Please, could you help me with repairing implementation of KMP to make the algorithm work with such data in strings...
In one place you deviate from your source, the source has
while(j>0 && p[j]!=p[i]) j = d[j-1];
if(p[j]==p[i])
j++;
d[i]=j;
while you have
while(j > 0 && substr[j] != substr[i])
{
j = d[j - 1];
}
if(substr[j] == substr[i])
{
j++;
d[i] = j;
}
being deceived by the source's indentation. In the source, there are no braces around the if() branch, so only the increment j++; is controlled by the if; d[i] = j; is unconditional.

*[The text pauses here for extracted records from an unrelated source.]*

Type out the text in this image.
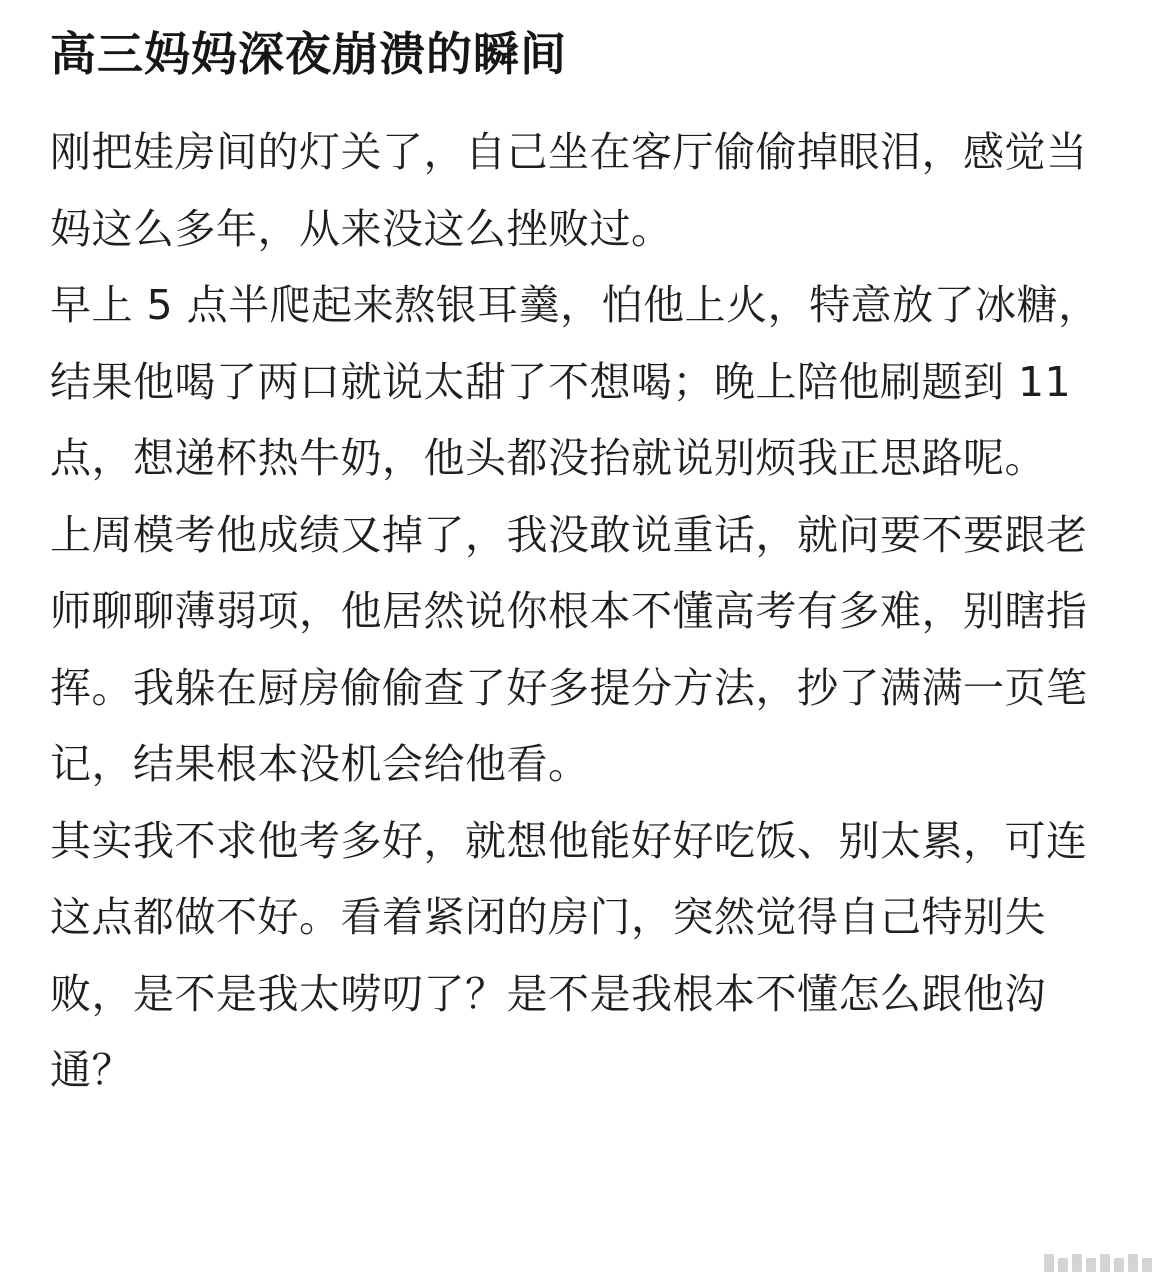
高三妈妈深夜崩溃的瞬间

刚把娃房间的灯关了，自己坐在客厅偷偷掉眼泪，感觉当妈这么多年，从来没这么挫败过。

早上 5 点半爬起来熬银耳羹，怕他上火，特意放了冰糖，结果他喝了两口就说太甜了不想喝；晚上陪他刷题到 11 点，想递杯热牛奶，他头都没抬就说别烦我正思路呢。

上周模考他成绩又掉了，我没敢说重话，就问要不要跟老师聊聊薄弱项，他居然说你根本不懂高考有多难，别瞎指挥。我躲在厨房偷偷查了好多提分方法，抄了满满一页笔记，结果根本没机会给他看。

其实我不求他考多好，就想他能好好吃饭、别太累，可连这点都做不好。看着紧闭的房门，突然觉得自己特别失败，是不是我太唠叨了？是不是我根本不懂怎么跟他沟通？
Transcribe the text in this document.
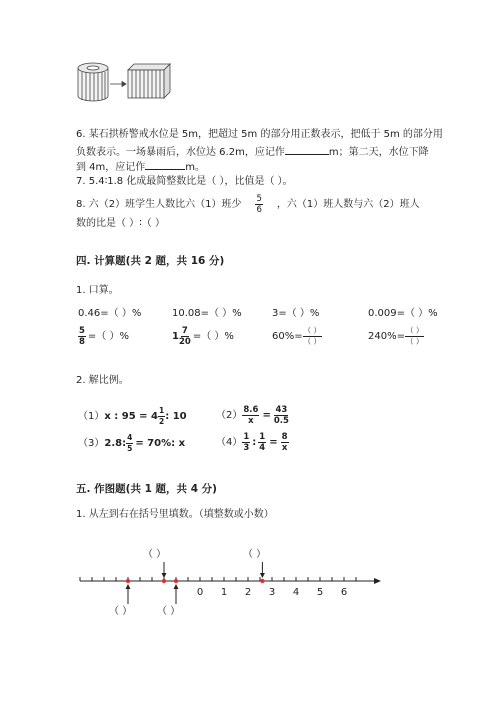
6. 某石拱桥警戒水位是 5m，把超过 5m 的部分用正数表示，把低于 5m 的部分用
负数表示。一场暴雨后，水位达 6.2m，应记作	m；第二天，水位下降
到 4m，应记作	m。
7. 5.4∶1.8 化成最简整数比是（ ），比值是（ ）。
8. 六（2）班学生人数比六（1）班少 $\frac{5}{6}$ ，六（1）班人数与六（2）班人
数的比是（ ）∶（ ）
四. 计算题(共 2 题，共 16 分)
1. 口算。
0.46=（ ）%	10.08=（ ）%	3=（ ）%	0.009=（ ）%
$\frac{5}{8}$ =（ ）%	$1 \frac{7}{20}$ =（ ）%	$60\%= \frac{( )}{( )}$	$240\%= \frac{( )}{( )}$
2. 解比例。
（1） x : $95 = 4 \frac{1}{2}$ : 10	$(2) \frac{8.6}{x} = \frac{43}{0.5}$
（3） 2.8: $\frac{4}{5} = 70\%$: x	$(4) \frac{1}{3}$ : $\frac{1}{4} = \frac{8}{x}$
五. 作图题(共 1 题，共 4 分)
1. 从左到右在括号里填数。（填整数或小数）
（ ）	（ ）
（ ） （ ）
0 1 2 3 4 5 6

Then, the source has an error, probably due to the unusual use of indices. The correct way to set up the array is
int *d = (int*)malloc(M * sizeof(int));
d[0] = 0;
for(i = 1, j = 0; i < M; i++)
{
while(j > 0 && substr[j-1] != substr[i-1])
{
j = d[j - 1];
}
if(substr[j] == substr[i])
j++;
d[i] = j;
}
But it's confusing, since the setup here uses the indices i-1 and j-1 as well as i and j to determine d[i]. The usual way to implement it is different; the way it is implemented in C#. Since that's the form you find in most sources, it's far easier to convince yourself of the correctness of that.